No meio dessa revolta eu me lembro da cruz de Cristo, a antítese do terrorismo!

Enquanto um terrorista é alguém que dá a própria vida, de forma covarde, para tirar dezenas de outras vidas, em Cristo temos alguém que se entregou para salvar milhares de outras pessoas.

O sacrifício vicário de Jesus na cruz é o cerne da fé cristã. As boas novas ao ser humano.
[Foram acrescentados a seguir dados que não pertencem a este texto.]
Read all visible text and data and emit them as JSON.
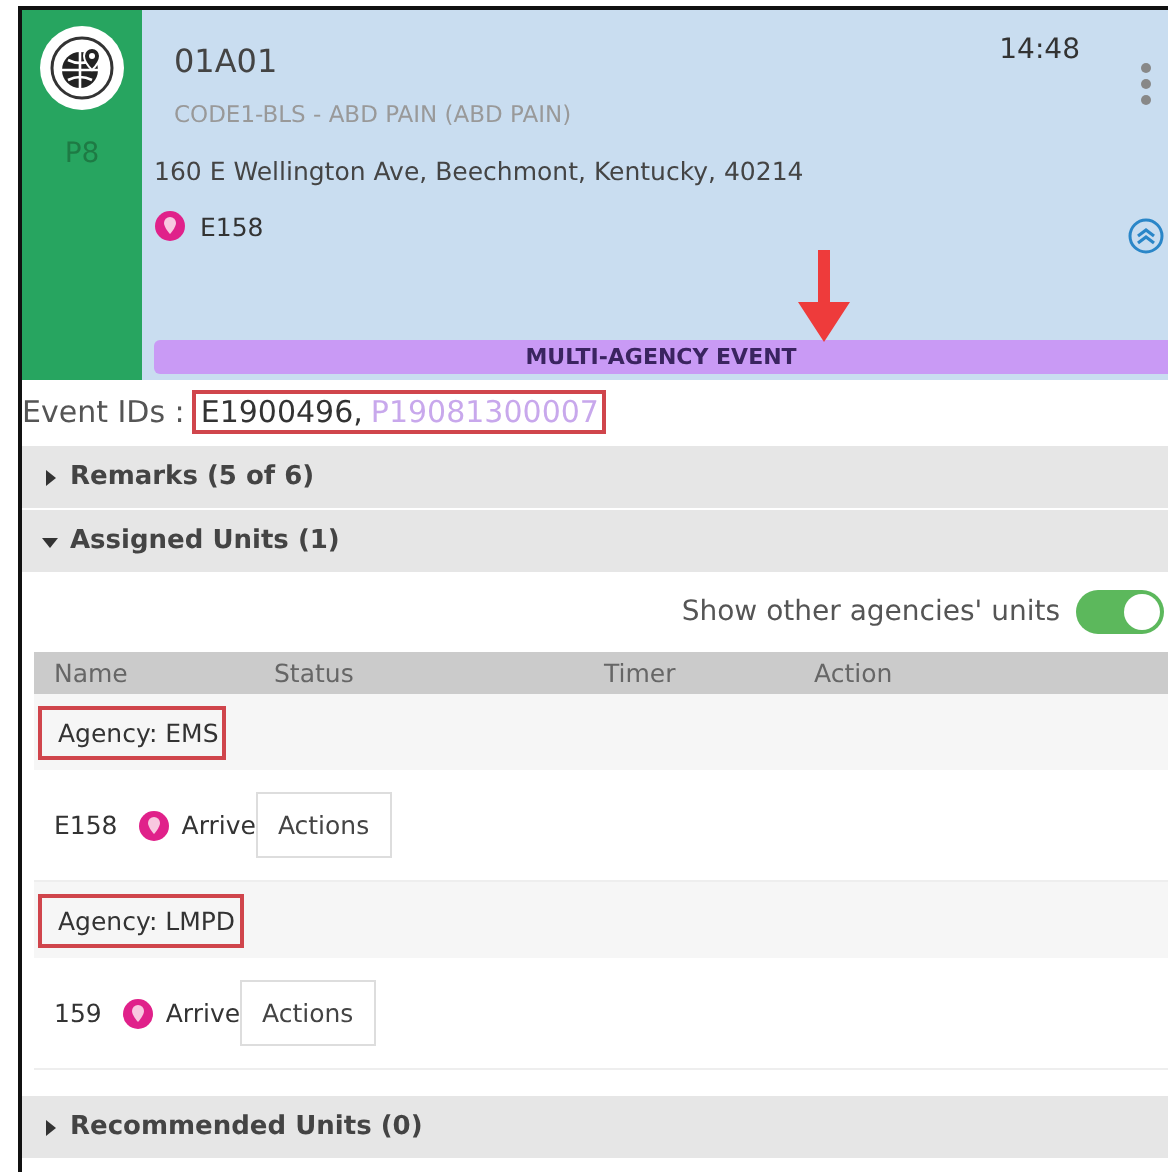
{
  "event": {
    "priority": "P8",
    "code": "01A01",
    "time": "14:48",
    "type": "CODE1-BLS - ABD PAIN (ABD PAIN)",
    "address": "160 E Wellington Ave, Beechmont, Kentucky, 40214",
    "unit": "E158",
    "banner": "MULTI-AGENCY EVENT"
  },
  "event_ids": {
    "label": "Event IDs :",
    "ids": [
      {
        "text": "E1900496,",
        "kind": "primary"
      },
      {
        "text": "P19081300007",
        "kind": "linked"
      }
    ]
  },
  "remarks": {
    "title": "Remarks (5 of 6)",
    "expanded": false
  },
  "assigned_units": {
    "title": "Assigned Units (1)",
    "expanded": true,
    "toggle": {
      "label": "Show other agencies' units",
      "on": true
    },
    "columns": [
      "Name",
      "Status",
      "Timer",
      "Action"
    ],
    "groups": [
      {
        "agency": "Agency: EMS",
        "units": [
          {
            "name": "E158",
            "status": "Arrive",
            "action": "Actions"
          }
        ]
      },
      {
        "agency": "Agency: LMPD",
        "units": [
          {
            "name": "159",
            "status": "Arrive",
            "action": "Actions"
          }
        ]
      }
    ]
  },
  "recommended_units": {
    "title": "Recommended Units (0)",
    "expanded": false
  }
}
A esperança de justiça presente e, principalmente, vindoura.

O salário do pecado é a morte, mas Cristo não pecou: é o cordeiro sem mácula. Ao viver entre nós, para que a justiça divina fosse cumprida, ele não poderia morrer, pois não seria justo pagar por um erro que nunca cometeu. Mas por se entregar à morte, e morte de cruz, ele paga o preço que a morte requer de todos nós. Ele faz justiça pagando o mais alto preço para que o ser humano nunca mais precise desse salário eterno.

Por isso, ao ressuscitar, Jesus trás uma nova esperança para todos nós e recebe por mérito toda autoridade no céu e na terra. Autoridade para salvar e para julgar os vivos e os mortos no último dia.

A raiva que tenho quando vejo o terror é apagada pela alegria ao lembrar do sacrifício por amor. É a covardia sendo vencido pela coragem; a injustiça sendo derrotada pela justiça divina; o ódio sendo abraçado pelo amor!

O golpe final que a cruz de Cristo dá em todos nós é que, diferente daquelas crianças que nunca fizeram nada contra aquele terrorista, nós diariamente desprezamos o sacrifício de Cristo e optamos por uma vida sem ele.

Que a graça de Cristo, que é maior e mais forte que todo pecado, nos envolva até o dia do nosso encontro com ele!